Hamm was born on February 14, 1957, and grew up in northwest Alabama, the tenth of twelve children. While he was growing up, Hamm's father and each of his six older brothers spent time in jail. In an interview, one of Hamm's sisters described their childhood home as “constant hell all the time” and recalled that her father told his children that “If you don't go out and steal, then you're not a Hamm.” From an early age, Hamm struggled in school. Tests and report cards indicated that, in the fifth grade, Hamm was still reading at a first-grade level. Hamm dropped out of school during the ninth grade and began abusing drugs and alcohol.

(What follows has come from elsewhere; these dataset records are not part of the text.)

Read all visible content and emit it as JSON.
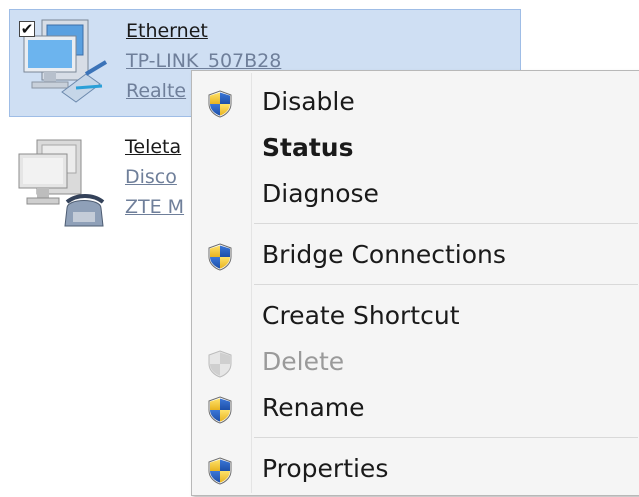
{
  "connections": [
    {
      "checked": true,
      "name": "Ethernet",
      "line2": "TP-LINK_507B28",
      "line3": "Realte"
    },
    {
      "name": "Teleta",
      "line2": "Disco",
      "line3": "ZTE M"
    }
  ],
  "menu": {
    "items": [
      {
        "label": "Disable",
        "icon": "shield-icon"
      },
      {
        "label": "Status",
        "bold": true
      },
      {
        "label": "Diagnose"
      },
      {
        "label": "Bridge Connections",
        "icon": "shield-icon"
      },
      {
        "label": "Create Shortcut"
      },
      {
        "label": "Delete",
        "icon": "shield-icon",
        "disabled": true
      },
      {
        "label": "Rename",
        "icon": "shield-icon"
      },
      {
        "label": "Properties",
        "icon": "shield-icon"
      }
    ]
  },
  "colors": {
    "selection": "#cfdff3",
    "selection_border": "#9fbde6",
    "menu_bg": "#f5f5f5",
    "link_gray": "#6f7f9a"
  },
  "checkmark": "✔"
}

At the age of twenty, Hamm was arrested and charged with robbery after a drunken fight in a bar parking lot. Hamm entered a guilty plea and was sentenced to five years in prison. Years later, the alleged victim confessed that no robbery had ever taken place and Hamm's court-appointed attorney admitted that he had been “too busy and overworked to give this case the time and attention it needed.” Hamm was arrested other times for burglary, assault, and grand larceny.

On January 24, 1987, Hamm went on a crime spree that culminated in a motel robbery at the Anderson Motel in Cullman, Alabama, and the murder of Patrick Cunningham, a nighttime clerk at the motel. Three hundred and fifty dollars was taken from the motel's cash register (equivalent to $992 in 2025) as well as $60 from Cunningham’s wallet (equivalent to $170 in 2025). Cunningham was shot once in the temple with a .38 caliber pistol that had been stolen in a robbery committed by Hamm in Mississippi earlier the same day. On the following day, January 25, 1987 Hamm was arrested in Cullman and charged with capital murder.

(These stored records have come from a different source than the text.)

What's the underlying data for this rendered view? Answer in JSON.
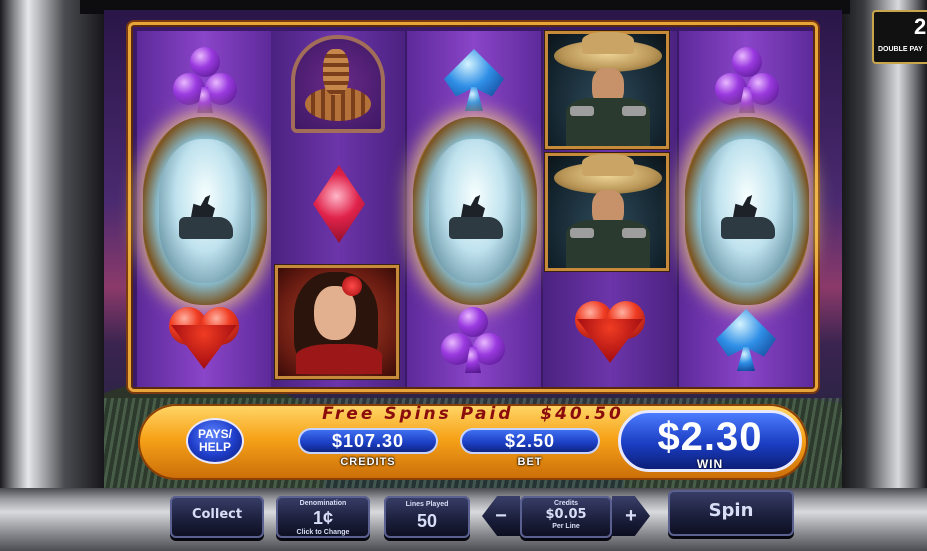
{
  "info_bar": {
    "free_spins_text": "Free Spins Paid   $40.50",
    "pays_help_label": "PAYS/\nHELP",
    "credits_value": "$107.30",
    "credits_label": "CREDITS",
    "bet_value": "$2.50",
    "bet_label": "BET",
    "win_value": "$2.30",
    "win_label": "WIN"
  },
  "corner_widget": {
    "number": "2",
    "label": "DOUBLE PAY"
  },
  "buttons": {
    "collect": "Collect",
    "denomination_title": "Denomination",
    "denomination_value": "1¢",
    "denomination_hint": "Click to Change",
    "lines_title": "Lines Played",
    "lines_value": "50",
    "minus": "−",
    "credits_title": "Credits",
    "credits_value": "$0.05",
    "credits_hint": "Per Line",
    "plus": "+",
    "spin": "Spin"
  },
  "reels": [
    [
      "purple-club",
      "moon-wolf",
      "red-heart"
    ],
    [
      "rattlesnake",
      "red-diamond",
      "senorita"
    ],
    [
      "blue-spade",
      "moon-wolf",
      "purple-club"
    ],
    [
      "bandit",
      "bandit",
      "red-heart"
    ],
    [
      "purple-club",
      "moon-wolf",
      "blue-spade"
    ]
  ],
  "colors": {
    "frame_gold": "#e8a53a",
    "reel_purple": "#8a45c8",
    "panel_orange": "#f7a319",
    "button_blue": "#1b3dc2",
    "free_spins_red": "#8a0c0c"
  }
}
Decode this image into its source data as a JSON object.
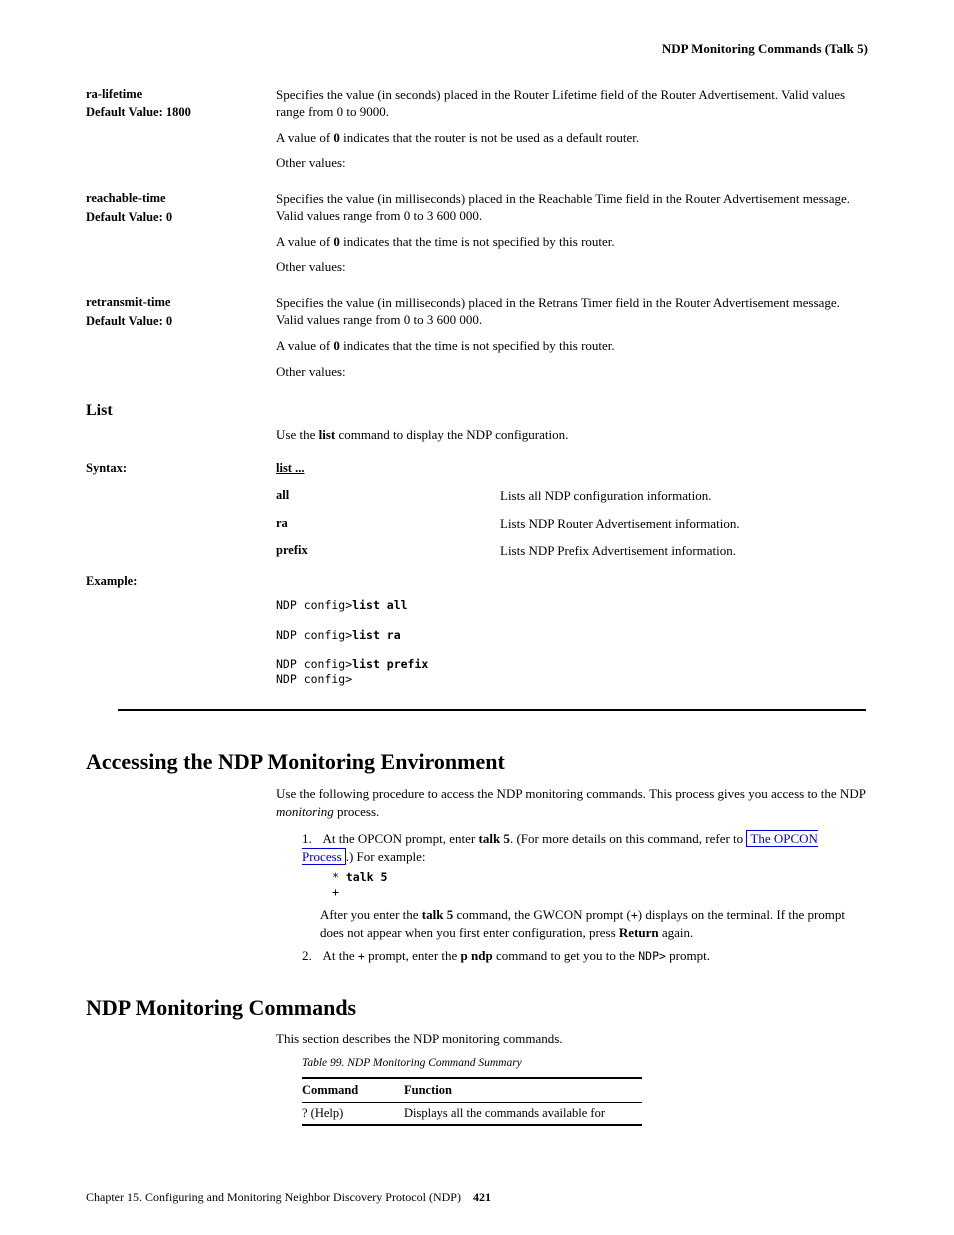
{
  "header": {
    "title": "NDP Monitoring Commands (Talk 5)"
  },
  "defs": [
    {
      "term": "ra-lifetime",
      "term_default": "Default Value: 1800",
      "para1": "Specifies the value (in seconds) placed in the Router Lifetime field of the Router Advertisement. Valid values range from 0 to 9000.",
      "para2_prefix": "A value of ",
      "para2_bold": "0",
      "para2_suffix": " indicates that the router is not be used as a default router.",
      "para3": "Other values:"
    },
    {
      "term": "reachable-time",
      "term_default": "Default Value: 0",
      "para1": "Specifies the value (in milliseconds) placed in the Reachable Time field in the Router Advertisement message. Valid values range from 0 to 3 600 000.",
      "para2_prefix": "A value of ",
      "para2_bold": "0",
      "para2_suffix": " indicates that the time is not specified by this router.",
      "para3": "Other values:"
    },
    {
      "term": "retransmit-time",
      "term_default": "Default Value: 0",
      "para1": "Specifies the value (in milliseconds) placed in the Retrans Timer field in the Router Advertisement message. Valid values range from 0 to 3 600 000.",
      "para2_prefix": "A value of ",
      "para2_bold": "0",
      "para2_suffix": " indicates that the time is not specified by this router.",
      "para3": "Other values:"
    }
  ],
  "list_section": {
    "heading": "List",
    "intro_prefix": "Use the ",
    "intro_bold": "list",
    "intro_suffix": " command to display the NDP configuration.",
    "syntax_label": "Syntax:",
    "syntax_cmd": "list ...",
    "options": [
      {
        "label": "all",
        "desc": "Lists all NDP configuration information."
      },
      {
        "label": "ra",
        "desc": "Lists NDP Router Advertisement information."
      },
      {
        "label": "prefix",
        "desc": "Lists NDP Prefix Advertisement information."
      }
    ],
    "example_label": "Example:",
    "example_lines": [
      {
        "type": "cmd",
        "prompt": "NDP config>",
        "cmd": "list all"
      },
      {
        "type": "blank"
      },
      {
        "type": "cmd",
        "prompt": "NDP config>",
        "cmd": "list ra"
      },
      {
        "type": "blank"
      },
      {
        "type": "cmd",
        "prompt": "NDP config>",
        "cmd": "list prefix"
      },
      {
        "type": "plain",
        "text": "NDP config>"
      }
    ]
  },
  "monitor": {
    "heading": "Accessing the NDP Monitoring Environment",
    "intro_prefix": "Use the following procedure to access the NDP monitoring commands. This process gives you access to the NDP ",
    "intro_italic": "monitoring",
    "intro_suffix": " process.",
    "step1_num": "1.",
    "step1_prefix": " At the OPCON prompt, enter ",
    "step1_bold": "talk 5",
    "step1_suffix": ". (For more details on this command, refer to ",
    "step1_link": "The OPCON Process",
    "step1_after": ".) For example:",
    "step1_ex1": "* talk 5",
    "step1_ex2": "+",
    "step1_post_prefix": "After you enter the ",
    "step1_post_bold": "talk 5",
    "step1_post_mid": " command, the GWCON prompt (",
    "step1_post_plus": "+",
    "step1_post_end": ") displays on the terminal. If the prompt does not appear when you first enter configuration, press ",
    "step1_post_ret": "Return",
    "step1_post_fin": " again.",
    "step2_num": "2.",
    "step2_prefix": " At the ",
    "step2_plus": "+",
    "step2_mid1": " prompt, enter the ",
    "step2_bold1": "p ndp",
    "step2_mid2": " command to get you to the ",
    "step2_prompt": "NDP>",
    "step2_end": " prompt."
  },
  "cmd_section": {
    "heading": "NDP Monitoring Commands",
    "intro": "This section describes the NDP monitoring commands.",
    "table_title": "Table 99. NDP Monitoring Command Summary",
    "head_cmd": "Command",
    "head_fn": "Function",
    "rows": [
      {
        "cmd": "? (Help)",
        "fn": "Displays all the commands available for"
      }
    ]
  },
  "footer": {
    "text": "Chapter 15. Configuring and Monitoring Neighbor Discovery Protocol (NDP)",
    "page": "421"
  }
}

Two individuals claiming to be witnesses to the crime initially identified Hamm as the gunman during the robbery, but soon recanted their testimony. Those individuals were later charged as co-defendants and took deals to testify as state witnesses. During questioning, Hamm confessed to committing the robbery.

Hamm's 1987 trial was divided into two parts: a first stage during which a jury would determine whether Hamm was guilty and, if it found him guilty, a second phase during which the jury would determine whether life imprisonment or a death sentence was the appropriate punishment. During the second phase of the trial, defense attorneys are able to present mitigating evidence to the jury, in order to argue that the defendant should be sentenced to life imprisonment instead of death.

Hamm's defense attorney spent only 19 minutes presenting mitigation evidence. None of the medical and education records indicating that Hamm may have had brain damage or an intellectual disability were presented to the jury, even though the records were available. Additionally, evidence that Hamm suffered from fetal alcohol syndrome and that he had an IQ of only 64 to 73 was not presented to the jury. The defense counsel's failure to present this evidence to the jury became the subject of subsequent appeals, which raised the possibility that Hamm's attorney was so ineffective as to violate the Sixth Amendment.

In June 1999, twelve years after Hamm's conviction, Hamm received a hearing to review claims that his trial counsel was ineffective and that Hamm's constitutional right to counsel was violated as a result. On Friday December 3, the Alabama Attorney General's office submitted a “Proposed Memorandum Order” to the judge who was presiding over the case. The following Monday, less than a single business day after the proposed order had been submitted, the judge entered the proposed order as his ruling, without changing a single word or even striking out the word “proposed.” The Brennan Center for Justice noted that it isn't clear from the record whether the judge who presided over Hamm's 1999 hearing “ever bothered to read the order.”